The Washington Sanitary Improvement Company (WSIC) was a late 19th century charitable capitalism experiment that ended in the 1950s. This blog started looking at the homes that were supposed to be sold to African American home buyers, after decades of mainly renting to white tenants.
Looking at WSIC properties they tend to have a pattern where the properties were sold to a three business partners, Nathaniel J. Taube, Nathan Levin and James B. Evans as the Colonial Investment Co. for $3 million dollars. Those partners sold to African American buyers. There was usually a foreclosure. Then the property wound up in the hands of George Basiliko and or the DC Redevelopment Land Agency (RLA). Then there was the odd lucky ones who managed to avoid that fate.
Let’s see what happens with 94 Bates St NW:
- December 1950 Evans, Levin and Taube sold all of 94 Bates St NW to Carrie N. and Willie Burns.
- December 1950 the Burns borrowed $6,300 from Colonial Investment Co. favorite trustees Abraham H. Levin and Robert G. Weightman.

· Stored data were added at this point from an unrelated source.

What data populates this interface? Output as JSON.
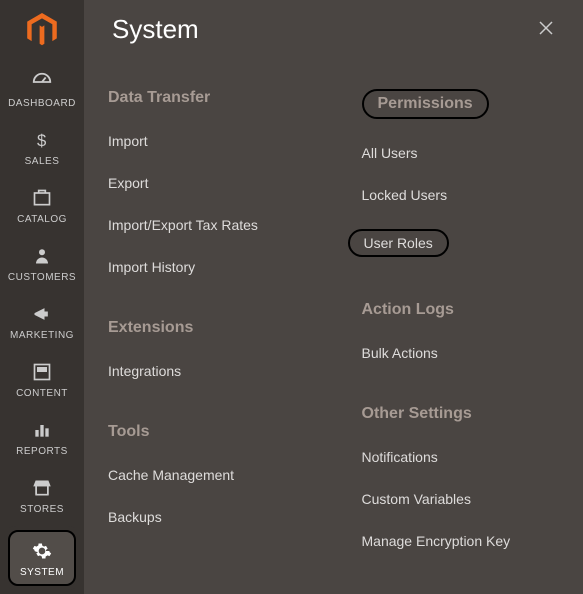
{
  "logo": {
    "alt": "Magento"
  },
  "sidebar": {
    "items": [
      {
        "label": "DASHBOARD"
      },
      {
        "label": "SALES"
      },
      {
        "label": "CATALOG"
      },
      {
        "label": "CUSTOMERS"
      },
      {
        "label": "MARKETING"
      },
      {
        "label": "CONTENT"
      },
      {
        "label": "REPORTS"
      },
      {
        "label": "STORES"
      },
      {
        "label": "SYSTEM"
      }
    ]
  },
  "panel": {
    "title": "System",
    "left": {
      "data_transfer": {
        "title": "Data Transfer",
        "items": [
          "Import",
          "Export",
          "Import/Export Tax Rates",
          "Import History"
        ]
      },
      "extensions": {
        "title": "Extensions",
        "items": [
          "Integrations"
        ]
      },
      "tools": {
        "title": "Tools",
        "items": [
          "Cache Management",
          "Backups"
        ]
      }
    },
    "right": {
      "permissions": {
        "title": "Permissions",
        "items": [
          "All Users",
          "Locked Users",
          "User Roles"
        ]
      },
      "action_logs": {
        "title": "Action Logs",
        "items": [
          "Bulk Actions"
        ]
      },
      "other_settings": {
        "title": "Other Settings",
        "items": [
          "Notifications",
          "Custom Variables",
          "Manage Encryption Key"
        ]
      }
    }
  }
}
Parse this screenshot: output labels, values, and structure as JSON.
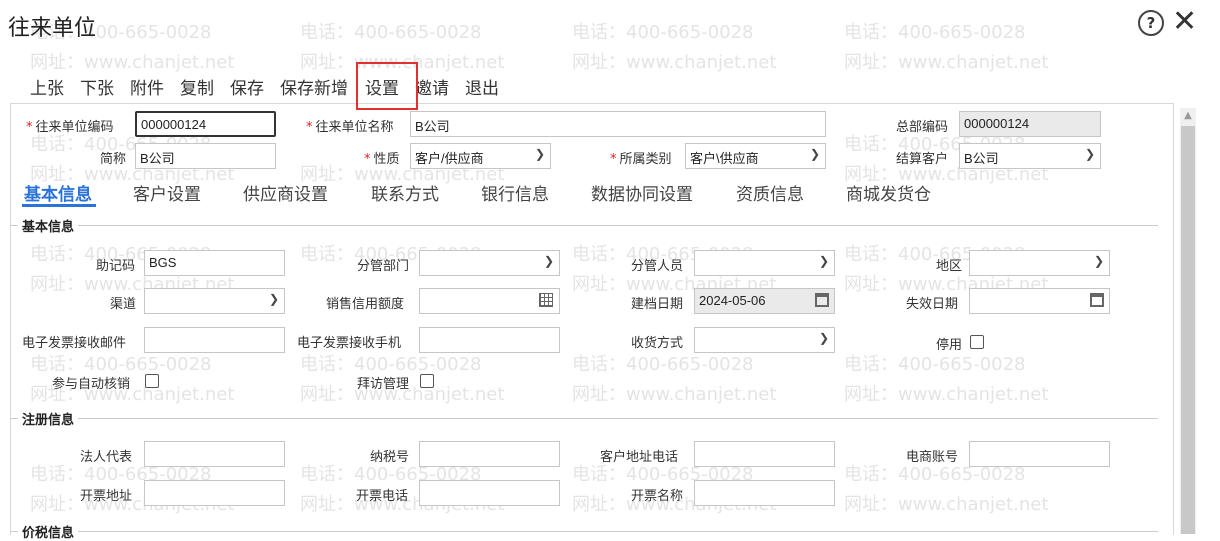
{
  "window": {
    "title": "往来单位"
  },
  "watermark": {
    "phone": "电话：400-665-0028",
    "site": "网址：www.chanjet.net"
  },
  "toolbar": {
    "up": "上张",
    "down": "下张",
    "attach": "附件",
    "copy": "复制",
    "save": "保存",
    "save_new": "保存新增",
    "settings": "设置",
    "invite": "邀请",
    "exit": "退出"
  },
  "header": {
    "code_label": "往来单位编码",
    "code_value": "000000124",
    "name_label": "往来单位名称",
    "name_value": "B公司",
    "hq_label": "总部编码",
    "hq_value": "000000124",
    "short_label": "简称",
    "short_value": "B公司",
    "nature_label": "性质",
    "nature_value": "客户/供应商",
    "category_label": "所属类别",
    "category_value": "客户\\供应商",
    "settle_label": "结算客户",
    "settle_value": "B公司"
  },
  "tabs": [
    "基本信息",
    "客户设置",
    "供应商设置",
    "联系方式",
    "银行信息",
    "数据协同设置",
    "资质信息",
    "商城发货仓"
  ],
  "basic": {
    "section_title": "基本信息",
    "mnemonic_label": "助记码",
    "mnemonic_value": "BGS",
    "dept_label": "分管部门",
    "dept_value": "",
    "staff_label": "分管人员",
    "staff_value": "",
    "region_label": "地区",
    "region_value": "",
    "channel_label": "渠道",
    "channel_value": "",
    "credit_label": "销售信用额度",
    "credit_value": "",
    "created_label": "建档日期",
    "created_value": "2024-05-06",
    "expire_label": "失效日期",
    "expire_value": "",
    "einvoice_mail_label": "电子发票接收邮件",
    "einvoice_mail_value": "",
    "einvoice_phone_label": "电子发票接收手机",
    "einvoice_phone_value": "",
    "delivery_label": "收货方式",
    "delivery_value": "",
    "disabled_label": "停用",
    "auto_verify_label": "参与自动核销",
    "visit_label": "拜访管理"
  },
  "registration": {
    "section_title": "注册信息",
    "legal_label": "法人代表",
    "legal_value": "",
    "tax_label": "纳税号",
    "tax_value": "",
    "addr_phone_label": "客户地址电话",
    "addr_phone_value": "",
    "ecom_label": "电商账号",
    "ecom_value": "",
    "inv_addr_label": "开票地址",
    "inv_addr_value": "",
    "inv_phone_label": "开票电话",
    "inv_phone_value": "",
    "inv_name_label": "开票名称",
    "inv_name_value": ""
  },
  "tax_section": {
    "section_title": "价税信息"
  },
  "colors": {
    "accent": "#2a73d9",
    "highlight": "#e03030",
    "required": "#e02020"
  }
}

- August 1961 the Burns borrowed $5,500 from trustees Junior F. Crowell and Samuel Scrivener Jr., who have lent to other Black Truxton Circle home owners.
- October 1961 the Burns paid off their mortgage debt to Levin and Weightman.
- June 1975 Carrie N. Burns took out a rehabilitation loan from the DC Redevelopment Land Agency with trustee Ralph Werner for $9,150 at 6% interest. It was paid off in 1985.
So this one was unusual. Basiliko doesn’t get involved. The property was sold in whole and the DC RLA was only involved as a lender.